Elon Musk and the U.S. Securities and Exchange Commission are in settlement discussions over a lawsuit accusing the world’s richest person of waiting too long to disclose his early purchases of Twitter stock in 2022. A resolution, if reached, would close one of the most high-profile and contentious regulatory fights in recent years.
Both sides confirmed in a court filing this week that they are actively exploring a potential resolution that could make further legal proceedings unnecessary. They jointly asked a federal judge in Washington to push back a procedural deadline by two weeks to allow those discussions to continue. The SEC declined to comment publicly on the matter.
What the lawsuit is about
The SEC filed suit in January 2025, alleging that Musk waited 11 days beyond the legal deadline to disclose that he had acquired an initial stake of more than 5 percent in Twitter in late March and early April of 2022. Regulators argued that the delay allowed him to continue purchasing shares at prices that had not yet reflected his growing position in the company, enabling him to buy more than $500 million worth of stock at what the agency described as artificially low prices.

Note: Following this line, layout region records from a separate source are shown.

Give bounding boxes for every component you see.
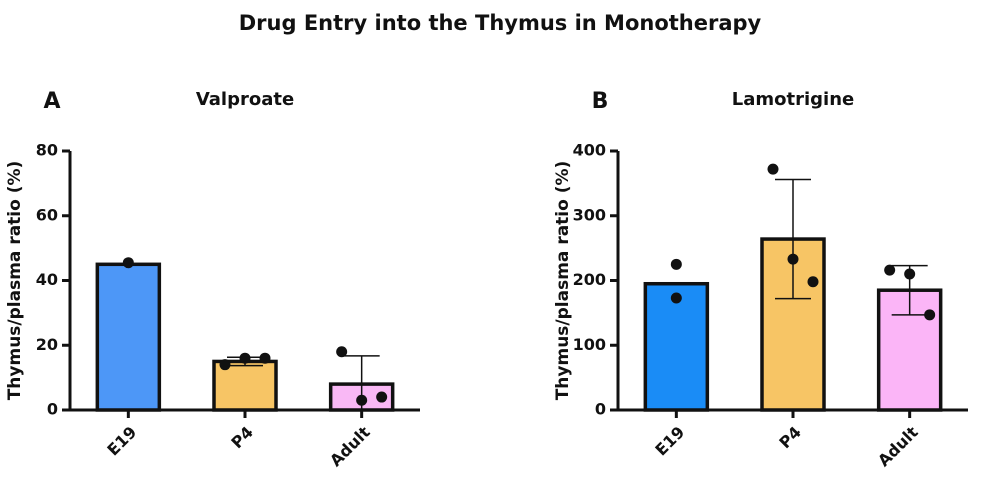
data-point (807, 276, 819, 288)
y-tick-label: 60 (36, 205, 58, 224)
y-tick-label: 40 (36, 270, 58, 289)
data-point (219, 359, 231, 371)
y-tick-label: 400 (573, 141, 606, 160)
data-point (670, 258, 682, 270)
data-point (122, 257, 134, 269)
y-tick-label: 80 (36, 141, 58, 160)
data-point (884, 264, 896, 276)
y-tick-label: 0 (595, 400, 606, 419)
y-tick-label: 0 (47, 400, 58, 419)
figure-title: Drug Entry into the Thymus in Monotherap… (239, 11, 762, 35)
x-tick-label: P4 (775, 423, 805, 453)
y-axis-label: Thymus/plasma ratio (%) (5, 161, 25, 401)
panel-label: B (592, 89, 609, 114)
data-point (356, 394, 368, 406)
x-tick-label: Adult (326, 422, 374, 470)
data-point (904, 268, 916, 280)
data-point (670, 292, 682, 304)
chart-title: Valproate (196, 89, 294, 110)
data-point (239, 352, 251, 364)
bar (95, 262, 162, 412)
data-point (336, 346, 348, 358)
y-tick-label: 200 (573, 270, 606, 289)
x-tick-label: P4 (227, 423, 257, 453)
y-axis-label: Thymus/plasma ratio (%) (553, 161, 573, 401)
chart-title: Lamotrigine (732, 89, 854, 110)
x-tick-label: E19 (103, 423, 140, 460)
x-tick-label: Adult (874, 422, 922, 470)
data-point (259, 352, 271, 364)
y-tick-label: 300 (573, 205, 606, 224)
panel-label: A (43, 89, 60, 114)
data-point (376, 391, 388, 403)
y-tick-label: 20 (36, 335, 58, 354)
data-point (767, 163, 779, 175)
x-tick-label: E19 (651, 423, 688, 460)
data-point (924, 309, 936, 321)
bar (643, 281, 710, 412)
y-tick-label: 100 (573, 335, 606, 354)
data-point (787, 253, 799, 265)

The SEC has sought a civil fine from Musk and the return of roughly $150 million it claims he saved at the expense of investors who sold their shares without knowing a major buyer was quietly accumulating a position. Musk has maintained that the delay was unintentional and has accused the agency of targeting him in violation of his constitutional rights.
The settlement discussions come roughly six weeks after a federal judge rejected Musk’s effort to have the case thrown out entirely. They also come as the SEC operates under new leadership following a shift in the agency’s enforcement priorities.
A pattern of regulatory friction
This would not be the first time Musk has resolved a dispute with the SEC through a settlement. In 2018, the agency charged him with securities fraud after he posted on Twitter that he had secured funding to take Tesla private, a claim that turned out to be premature. That case ended with Musk paying a $20 million civil penalty, agreeing to step down as Tesla’s chairman and accepting oversight of certain social media communications by company lawyers.
The relationship between Musk and the SEC has remained tense in the years since, making the current settlement talks all the more notable.
The broader Musk legal picture
A separate legal matter involving Twitter is also moving through the courts. A jury in San Francisco recently heard closing arguments in a case brought by former Twitter shareholders who allege that Musk misled them during his on-again, off-again attempt to walk away from the $44 billion acquisition. Musk argued at the time that the platform had more fake accounts than it had disclosed, which he used as justification for trying to exit the deal.
Twitter, which Musk eventually completed the purchase of and rebranded as X, is now part of a rapidly expanding corporate empire. Last month, X was folded into SpaceX following that company’s acquisition of Musk’s artificial intelligence venture xAI. The combined entity has been valued at approximately $1.25 trillion, making it the most valuable private company in the world. SpaceX is reported to be considering an initial public offering as early as this June.
Musk’s personal fortune stood at roughly $834 billion as of this week, a figure that represents more than triple the wealth of the second-richest person on that ranking.